We said multiple times that the transport level has been rewritten and simplified, but what is the result?
Green == encrypted
As the name implies, this is what identifies the connection. In truth, two endpoints will have different connection IDs for the same connection. That is because during the handshake each enpoint tell the other which connection id it wants to receive.
This means that each party has access to the full 2^32 connection space!
An other very important thing to notice is that we do not use the IP addresses to identify a connection. multihoming, IP mobility are therefore easily supported without additional effort.
Reserver connection IDs
Not the whole 2^32 space can actually be used for connections.
There are 3 different connection IDs that have been reserved:
- 0: This is used during the handshake, during the connection setup phase.
- 1: Multicast: the content of the packet is from a multicast transmission.
- 2: Proxy support: (future use) this is intended to be used and parsed by any node on the network. With this we will implement explicit and transparent secure proxies that will handle encrypted data. No user tracking, just data caches at the network level. Or a secure CDN (Content Delivery Network) if you will.
Its size is dependent on which algorithm we use for encryption. In its simplest form it can be a 32-bit counter that will enable us to decrypt each packet individually.
Encrypted part (green)
Rnd , padding
The very first thing we encounter is some random padding on the packet. This is put at the beginning to help better randomize the output encryption function (depending on the mode used), but more importantly to randomize the structure of the packet, especially where the content is placed.
Although encryption algorithm should make this step unnecessary, new attacks against TLS, like BEAST and CRIME, have shown us that traffic analysis is very important, so every step towards twarting traffic and packet analysis is well accepted.
These next 8 bytes can be repeated multiple times in each packet.
First we have a stream identifier. The identifier lets us use up to 65k streams, each with its own characteristic: unreliable, reliable, ordered, unordered, bytestream, datagram.
The flags is actually only 2 bits, that are used to signal the beginning and end of the user message in the case of datagram transmissions.

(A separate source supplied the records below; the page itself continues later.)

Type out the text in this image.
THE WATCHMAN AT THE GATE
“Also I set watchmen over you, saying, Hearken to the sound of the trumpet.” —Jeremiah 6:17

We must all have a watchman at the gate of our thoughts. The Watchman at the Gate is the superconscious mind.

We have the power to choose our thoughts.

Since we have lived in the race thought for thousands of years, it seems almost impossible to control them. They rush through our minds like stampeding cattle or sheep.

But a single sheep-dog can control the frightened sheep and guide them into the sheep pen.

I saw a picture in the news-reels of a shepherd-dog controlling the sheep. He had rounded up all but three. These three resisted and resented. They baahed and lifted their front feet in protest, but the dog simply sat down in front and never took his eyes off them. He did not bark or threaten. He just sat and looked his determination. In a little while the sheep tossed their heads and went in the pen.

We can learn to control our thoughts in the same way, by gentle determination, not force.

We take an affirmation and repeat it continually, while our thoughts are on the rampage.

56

The counter is therefore a 30-bit unsigned int, that can overflow as needed. This limits the unacknowledged data to 1GB. Which is really enough, counting that there are 65k more additional streams, the total is somewhere in the range of 65PB. That should be enough for a while...
Also known as HMAC. Not used if the encryption algorithm is an AEAD one.
An optional ulterior field (in the future) will be an error correcting code to avoid dropping too many packets due to bitflips or small network errors.